The PC hurried off. Cox lowered herself on to the bottom step. Ran a hand through her hair, blew out a breath.

‘Well, that’s me told,’ muttered Harrington, a little coldly.

He moved away, sauntering hands in pockets through to the kitchen. She heard him call to someone to fetch him a cup of coffee.

Hell, maybe it was a suicide, she thought. Maybe Bill Radley had more going on than we know. Maybe he really did just wake up today and think: That’s it, I’m done.

God knows, everyone had rough mornings – mornings when the world is just too much to handle.

Or is that just me?

She stood, smoothing her suit trousers. Whatever – she was a copper, after all. What kind of copper walks away from a dead body on the say-so of a pen-pusher from the MoJ?

And it wasn’t as though she had nothing to go on. She made her way outside, into the garden. There was someone she needed to speak to.

The uniformed sergeant to whom Harrington had been speaking was sitting on a garden bench, reading through her notes. She looked up as Cox approached.
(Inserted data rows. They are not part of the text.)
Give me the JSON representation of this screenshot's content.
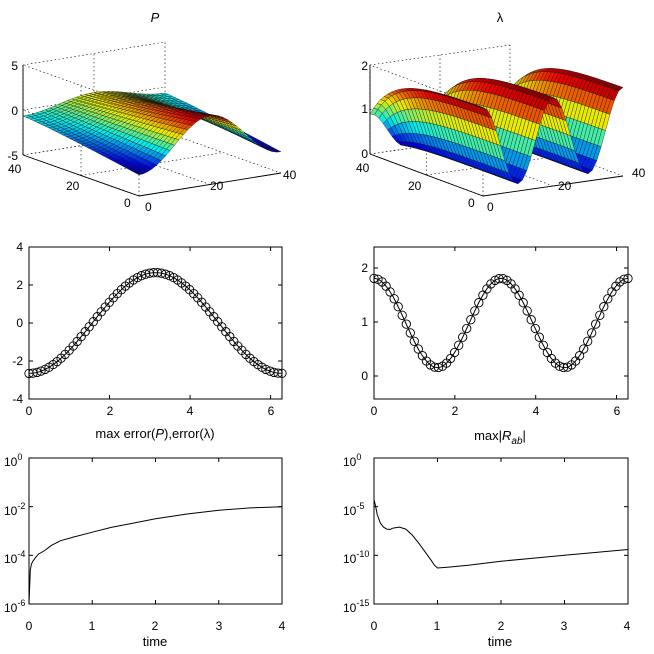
{
  "titles": {
    "p_title": "P",
    "lambda_title": "λ",
    "mid_left_caption": "max error(",
    "mid_left_caption_p": "P",
    "mid_left_caption_rest": "),error(λ)",
    "mid_right_caption_pre": "max|",
    "mid_right_caption_r": "R",
    "mid_right_caption_sub": "ab",
    "mid_right_caption_post": "|"
  },
  "colors": {
    "axis": "#000000",
    "grid": "#000000",
    "surface_low": "#1a2a9c",
    "surface_high": "#c81e1e"
  },
  "chart_data": [
    {
      "id": "surface_P",
      "type": "surface3d",
      "title": "P",
      "zticks": [
        "5",
        "0",
        "-5"
      ],
      "zlim": [
        -5,
        5
      ],
      "xticks": [
        "0",
        "20",
        "40"
      ],
      "yticks": [
        "0",
        "20",
        "40"
      ],
      "grid": true
    },
    {
      "id": "surface_lambda",
      "type": "surface3d",
      "title": "λ",
      "zticks": [
        "2",
        "1",
        "0"
      ],
      "zlim": [
        0,
        2
      ],
      "xticks": [
        "0",
        "20",
        "40"
      ],
      "yticks": [
        "0",
        "20",
        "40"
      ],
      "grid": true
    },
    {
      "id": "profile_P",
      "type": "line_markers",
      "function": "-2.65*cos(x)",
      "xlim": [
        0,
        6.2832
      ],
      "ylim": [
        -4,
        4
      ],
      "xticks": [
        "0",
        "2",
        "4",
        "6"
      ],
      "yticks": [
        "4",
        "2",
        "0",
        "-2",
        "-4"
      ],
      "n_points": 64
    },
    {
      "id": "profile_lambda",
      "type": "line_markers",
      "function": "1 + 0.85*cos(2x)",
      "xlim": [
        0,
        6.2832
      ],
      "ylim": [
        -0.45,
        2.45
      ],
      "xticks": [
        "0",
        "2",
        "4",
        "6"
      ],
      "yticks": [
        "2",
        "1",
        "0"
      ],
      "n_points": 64
    },
    {
      "id": "error_P_lambda",
      "type": "line",
      "yscale": "log",
      "xlabel": "time",
      "xlim": [
        0,
        4
      ],
      "ylim_exp": [
        -6,
        0
      ],
      "xticks": [
        "0",
        "1",
        "2",
        "3",
        "4"
      ],
      "ytick_base": "10",
      "ytick_exps": [
        "0",
        "-2",
        "-4",
        "-6"
      ],
      "series": [
        {
          "name": "max error",
          "x": [
            0.0,
            0.02,
            0.04,
            0.06,
            0.1,
            0.15,
            0.25,
            0.35,
            0.5,
            0.7,
            1.0,
            1.3,
            1.6,
            2.0,
            2.5,
            3.0,
            3.5,
            4.0
          ],
          "log10y": [
            -6.0,
            -4.6,
            -4.35,
            -4.25,
            -4.1,
            -3.95,
            -3.8,
            -3.6,
            -3.4,
            -3.25,
            -3.05,
            -2.85,
            -2.7,
            -2.5,
            -2.3,
            -2.15,
            -2.05,
            -2.0
          ]
        }
      ]
    },
    {
      "id": "max_R_ab",
      "type": "line",
      "yscale": "log",
      "xlabel": "time",
      "xlim": [
        0,
        4
      ],
      "ylim_exp": [
        -15,
        0
      ],
      "xticks": [
        "0",
        "1",
        "2",
        "3",
        "4"
      ],
      "ytick_base": "10",
      "ytick_exps": [
        "0",
        "-5",
        "-10",
        "-15"
      ],
      "series": [
        {
          "name": "max|R_ab|",
          "x": [
            0.0,
            0.02,
            0.05,
            0.1,
            0.15,
            0.2,
            0.25,
            0.3,
            0.4,
            0.5,
            0.6,
            0.7,
            0.8,
            0.9,
            0.95,
            1.0,
            1.2,
            1.5,
            2.0,
            2.5,
            3.0,
            3.5,
            4.0
          ],
          "log10y": [
            -4.3,
            -4.8,
            -5.8,
            -6.7,
            -7.1,
            -7.3,
            -7.35,
            -7.2,
            -7.1,
            -7.3,
            -7.9,
            -8.7,
            -9.6,
            -10.5,
            -11.0,
            -11.3,
            -11.2,
            -11.0,
            -10.6,
            -10.3,
            -10.0,
            -9.7,
            -9.4
          ]
        }
      ]
    }
  ]
}
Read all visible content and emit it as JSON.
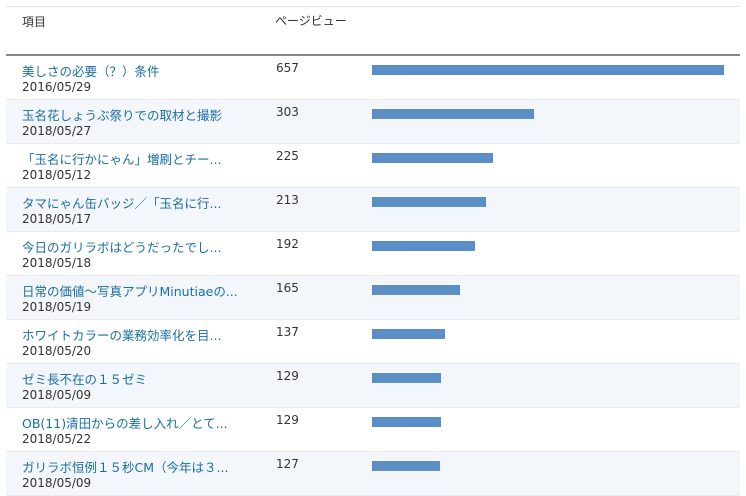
{
  "table": {
    "header": {
      "item_label": "項目",
      "views_label": "ページビュー"
    },
    "max_views": 657,
    "bar_color": "#5b8ec6",
    "link_color": "#1a6ea6",
    "rows": [
      {
        "title": "美しさの必要（？）条件",
        "date": "2016/05/29",
        "views": 657
      },
      {
        "title": "玉名花しょうぶ祭りでの取材と撮影",
        "date": "2018/05/27",
        "views": 303
      },
      {
        "title": "「玉名に行かにゃん」増刷とチー...",
        "date": "2018/05/12",
        "views": 225
      },
      {
        "title": "タマにゃん缶バッジ／「玉名に行...",
        "date": "2018/05/17",
        "views": 213
      },
      {
        "title": "今日のガリラボはどうだったでし...",
        "date": "2018/05/18",
        "views": 192
      },
      {
        "title": "日常の価値～写真アプリMinutiaeの...",
        "date": "2018/05/19",
        "views": 165
      },
      {
        "title": "ホワイトカラーの業務効率化を目...",
        "date": "2018/05/20",
        "views": 137
      },
      {
        "title": "ゼミ長不在の１５ゼミ",
        "date": "2018/05/09",
        "views": 129
      },
      {
        "title": "OB(11)清田からの差し入れ／とて...",
        "date": "2018/05/22",
        "views": 129
      },
      {
        "title": "ガリラボ恒例１５秒CM（今年は３...",
        "date": "2018/05/09",
        "views": 127
      }
    ]
  }
}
Recognized her – stowed her notebook, got to her feet.

‘Ma’am.’

‘Sergeant – Adeola, right?’

‘Yes, ma’am.’

‘DI Cox, CID. You should know that SOCO are on their way, sergeant – let me know if our friend from Whitehall gives you any trouble. And for God’s sake, get him a pair of latex gloves and some bags for his feet.’

‘Will do, ma’am.’

‘Harrington said it was a neighbour that called in the body?’
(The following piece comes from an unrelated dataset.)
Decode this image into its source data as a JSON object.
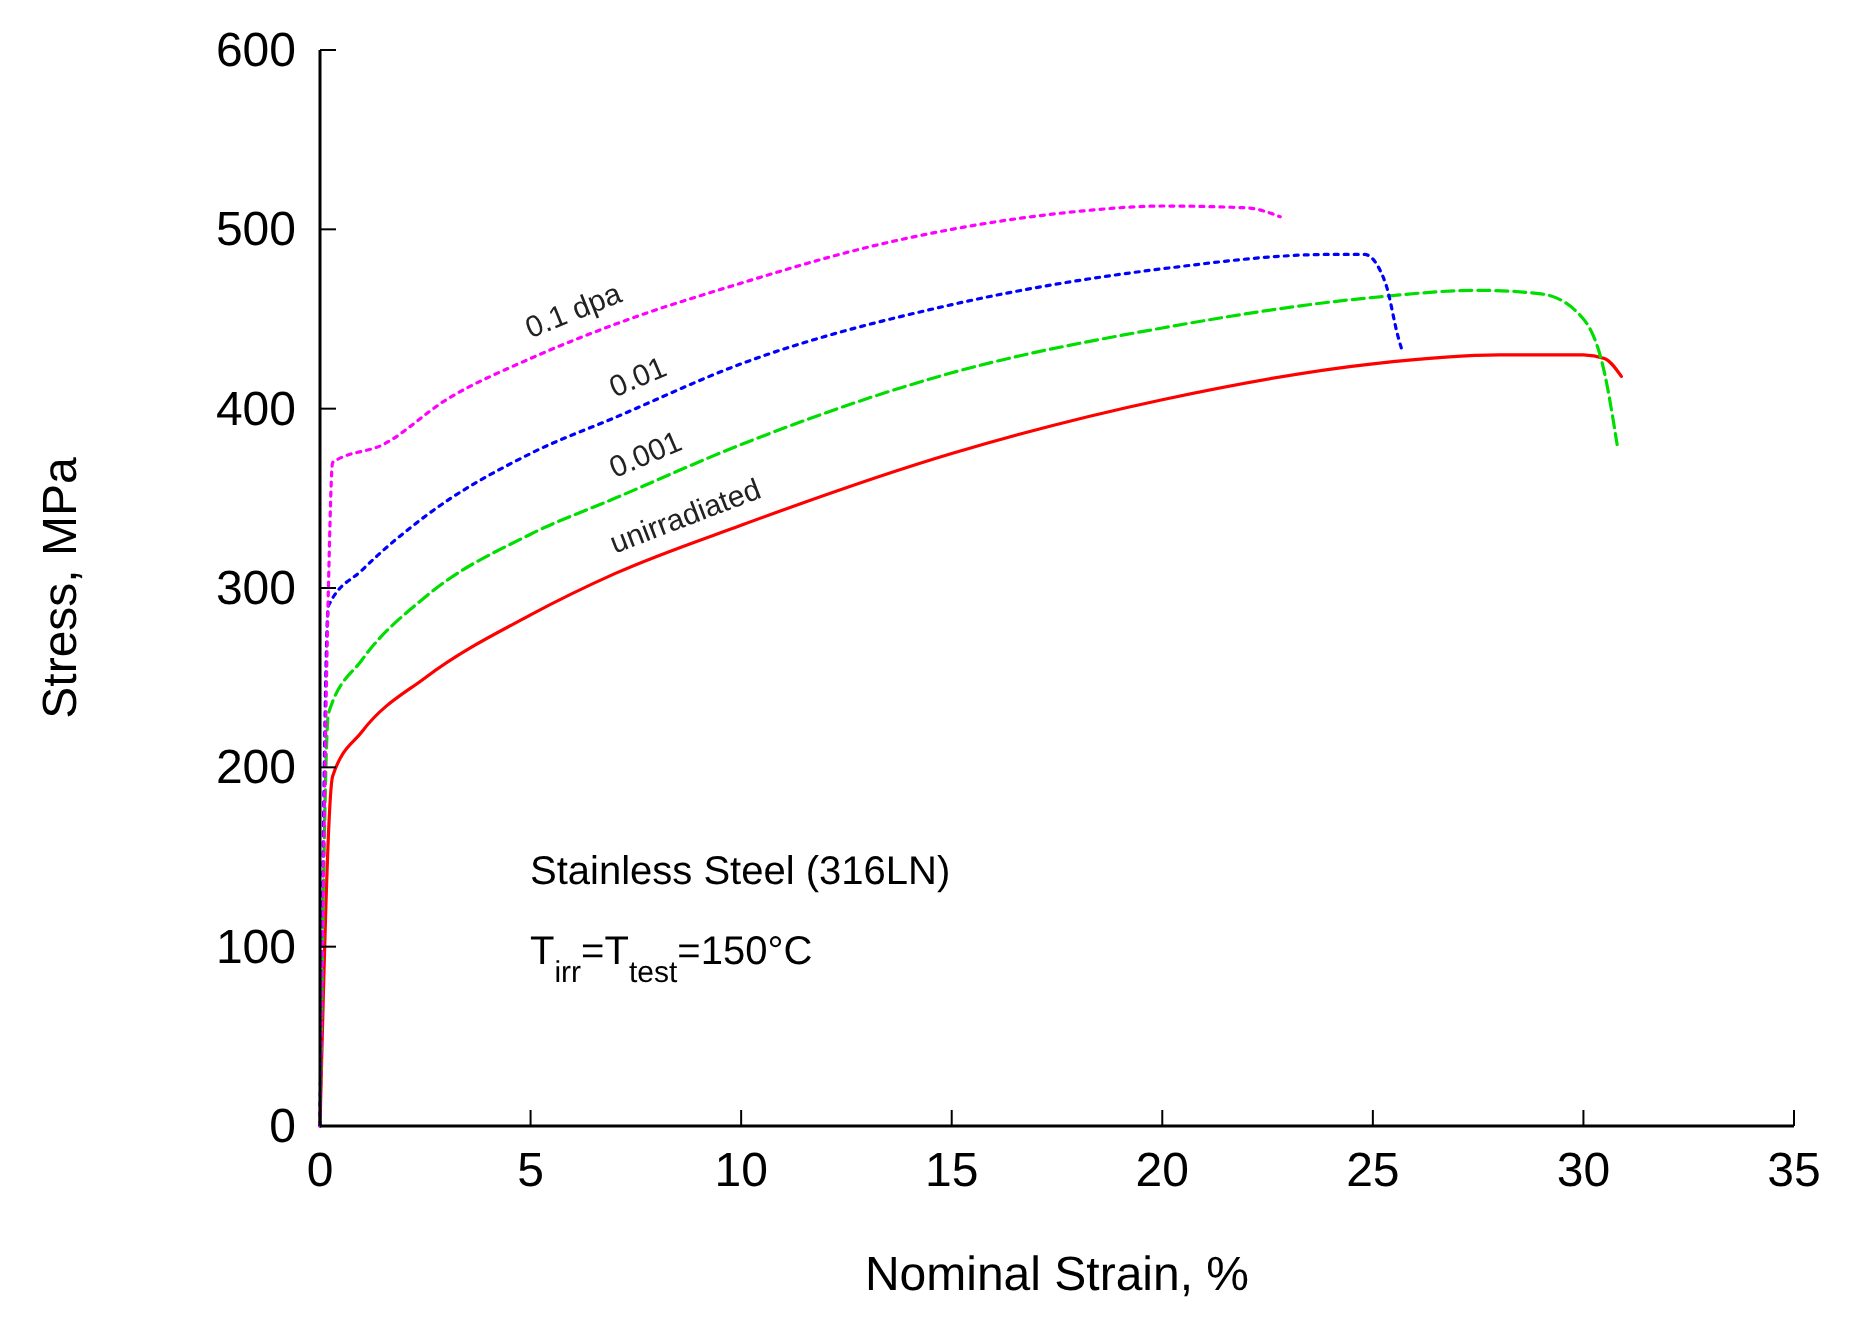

‘That’s right, ma’am.’ Adeola snapped open her notebook. ‘A Mr Jefferies. Number 54. Reportedly saw the body and dialled 999.’
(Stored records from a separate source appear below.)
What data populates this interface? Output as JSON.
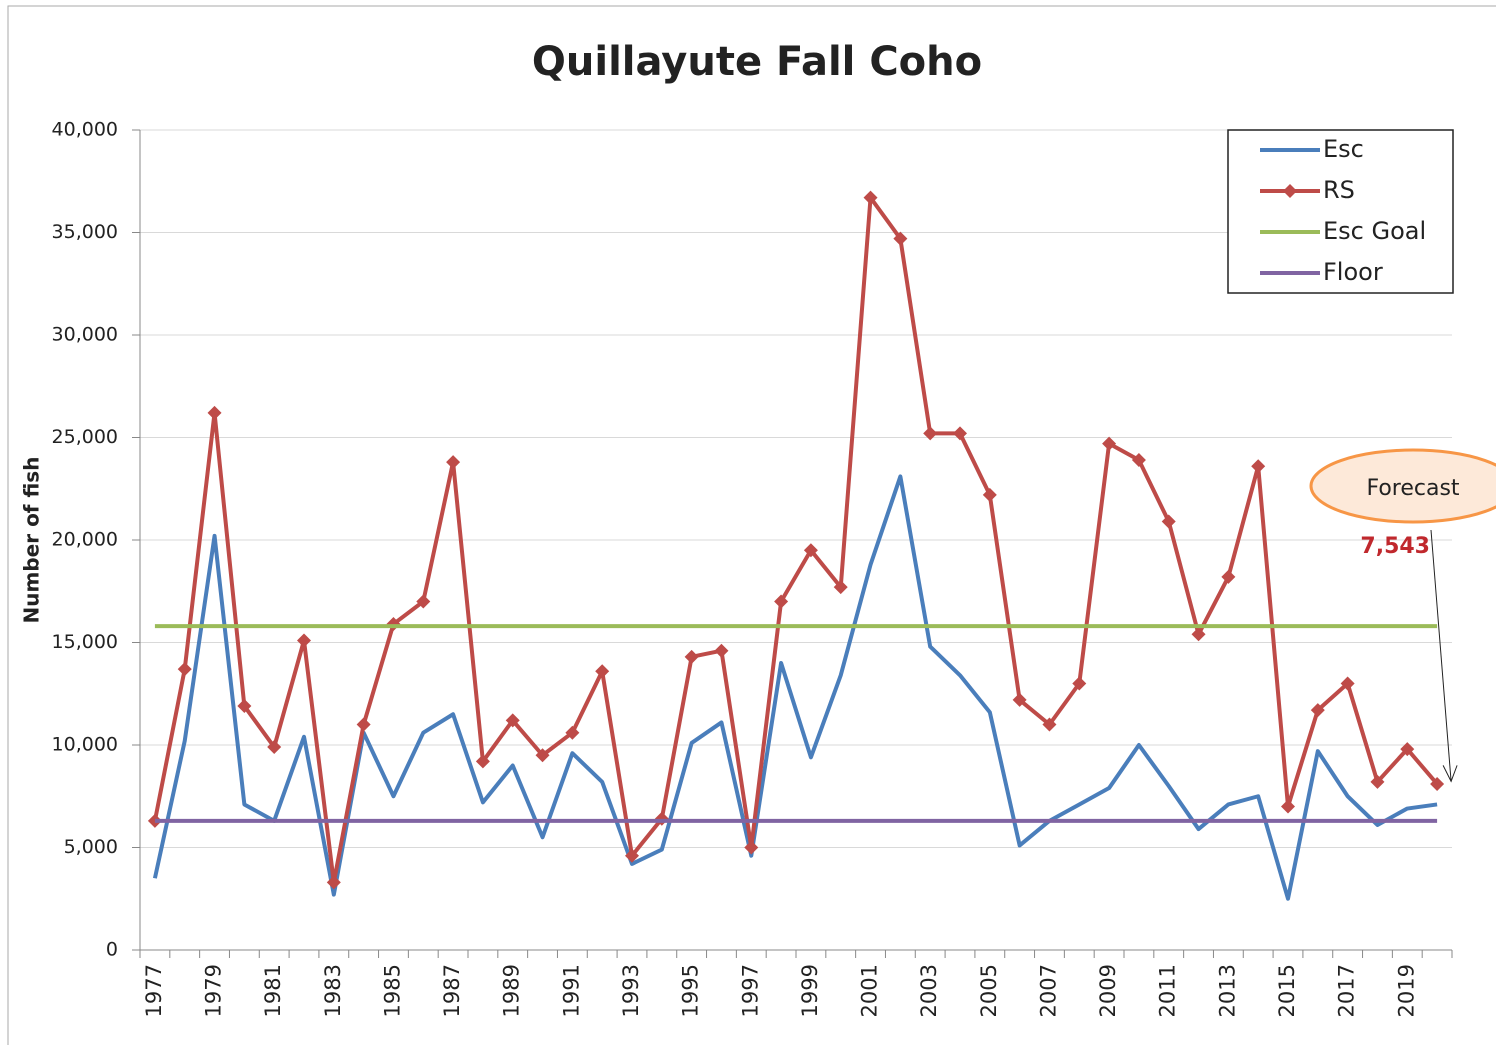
{
  "chart_data": {
    "type": "line",
    "title": "Quillayute Fall Coho",
    "y_label": "Number of fish",
    "categories": [
      "1977",
      null,
      "1979",
      null,
      "1981",
      null,
      "1983",
      null,
      "1985",
      null,
      "1987",
      null,
      "1989",
      null,
      "1991",
      null,
      "1993",
      null,
      "1995",
      null,
      "1997",
      null,
      "1999",
      null,
      "2001",
      null,
      "2003",
      null,
      "2005",
      null,
      "2007",
      null,
      "2009",
      null,
      "2011",
      null,
      "2013",
      null,
      "2015",
      null,
      "2017",
      null,
      "2019",
      null
    ],
    "series": [
      {
        "name": "Esc",
        "color": "#4a7ebb",
        "marker": "none",
        "values": [
          3500,
          10200,
          20200,
          7100,
          6300,
          10400,
          2700,
          10600,
          7500,
          10600,
          11500,
          7200,
          9000,
          5500,
          9600,
          8200,
          4200,
          4900,
          10100,
          11100,
          4600,
          14000,
          9400,
          13400,
          18800,
          23100,
          14800,
          13400,
          11600,
          5100,
          6300,
          7100,
          7900,
          10000,
          8000,
          5900,
          7100,
          7500,
          2500,
          9700,
          7500,
          6100,
          6900,
          7100
        ]
      },
      {
        "name": "RS",
        "color": "#be4b48",
        "marker": "diamond",
        "values": [
          6300,
          13700,
          26200,
          11900,
          9900,
          15100,
          3300,
          11000,
          15900,
          17000,
          23800,
          9200,
          11200,
          9500,
          10600,
          13600,
          4600,
          6400,
          14300,
          14600,
          5000,
          17000,
          19500,
          17700,
          36700,
          34700,
          25200,
          25200,
          22200,
          12200,
          11000,
          13000,
          24700,
          23900,
          20900,
          15400,
          18200,
          23600,
          7000,
          11700,
          13000,
          8200,
          9800,
          8100
        ]
      },
      {
        "name": "Esc Goal",
        "color": "#9bbb59",
        "marker": "none",
        "values": [
          15800,
          15800,
          15800,
          15800,
          15800,
          15800,
          15800,
          15800,
          15800,
          15800,
          15800,
          15800,
          15800,
          15800,
          15800,
          15800,
          15800,
          15800,
          15800,
          15800,
          15800,
          15800,
          15800,
          15800,
          15800,
          15800,
          15800,
          15800,
          15800,
          15800,
          15800,
          15800,
          15800,
          15800,
          15800,
          15800,
          15800,
          15800,
          15800,
          15800,
          15800,
          15800,
          15800,
          15800
        ]
      },
      {
        "name": "Floor",
        "color": "#8064a2",
        "marker": "none",
        "values": [
          6300,
          6300,
          6300,
          6300,
          6300,
          6300,
          6300,
          6300,
          6300,
          6300,
          6300,
          6300,
          6300,
          6300,
          6300,
          6300,
          6300,
          6300,
          6300,
          6300,
          6300,
          6300,
          6300,
          6300,
          6300,
          6300,
          6300,
          6300,
          6300,
          6300,
          6300,
          6300,
          6300,
          6300,
          6300,
          6300,
          6300,
          6300,
          6300,
          6300,
          6300,
          6300,
          6300,
          6300
        ]
      }
    ],
    "ylim": [
      0,
      40000
    ],
    "yticks": [
      0,
      {
        "value": 5000,
        "label": "5,000"
      },
      {
        "value": 10000,
        "label": "10,000"
      },
      {
        "value": 15000,
        "label": "15,000"
      },
      {
        "value": 20000,
        "label": "20,000"
      },
      {
        "value": 25000,
        "label": "25,000"
      },
      {
        "value": 30000,
        "label": "30,000"
      },
      {
        "value": 35000,
        "label": "35,000"
      },
      {
        "value": 40000,
        "label": "40,000"
      }
    ],
    "grid": true,
    "legend": "top-right",
    "annotations": [
      {
        "text": "Forecast"
      },
      {
        "value": 7543,
        "label": "7,543",
        "color": "#c0282d"
      }
    ]
  }
}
‘And asked for the police? Not an ambulance?’

‘I thought that was funny myself, ma’am. But I guess Mr Radley being who he was, Mr Jefferies thought the police ought to know.’ She shrugged. ‘People make bad decisions in emergencies.’

‘Okay. We’ll come back to that. Now – has anyone talked to the cleaner.’

A blank look.

‘What cleaner, ma’am?’

‘There’s not a speck of dust on that ground floor, sergeant. Kitchen surfaces gleaming, floors swept, wastebins emptied.’

‘Maybe he just enjoyed housework. Some retired men do.’

‘Yes, but it’s a different story upstairs. Clean enough, I suppose – but not a professional job. Mug of tea by the bed, bathroom in need of a scrub.’

‘But no one’s mentioned a cleaner, ma’am.’

‘I don’t suppose anyone’s asked. Who was first on the scene?’

‘I responded to the 999 call. But Mr Harrington was already here when I arrived.’

Cox nodded thoughtfully.

‘Okay. Look, I could be wrong – but have someone look through his papers, call the local agencies. I say there was someone here this morning – someone who only did half a job, because halfway through they came across Bill Radley lying in the back garden with his head caved in.’

‘Then why didn’t they phone it in? Why did they just leave?’

‘That’s what we’re going to find out, sergeant.’ She turned at the sound of footsteps: Harrington, striding towards them across the lawn. A bit pink-faced.

‘Still here, inspector?’

‘Very much so.’ She gave him a hard smile. ‘Just so you’re in the loop, Mr Harrington: I’m about to order a door-to-door, three streets in each direction. Sergeant Adeola, I want full statements – and I mean full – from anyone who’s seen or heard anything, anything at all, that might help us. Keep me posted. I’m going to have a talk with this Mr Jefferies.’

Harrington made an impatient grimace.

‘I’m sure this officer has many more important things to be dealing with,’ he said. ‘Honestly, inspector, don’t you think this is overkill for a straightforward suicide?’

‘It would be, for a straightforward suicide,’ Cox nodded. ‘Now what I need you to do, Mr Harrington, if you can, is put a blackout on this. No press, no media of any kind, nothing on or off the record – total lockdown.’

‘Look, inspector, if you’re trying to make a point –’

‘I’m not trying to make a point.’ Cox cut him off bluntly. ‘I’m telling you this isn’t suicide, straightforward or otherwise. I’m telling you we’re dealing with a murder.’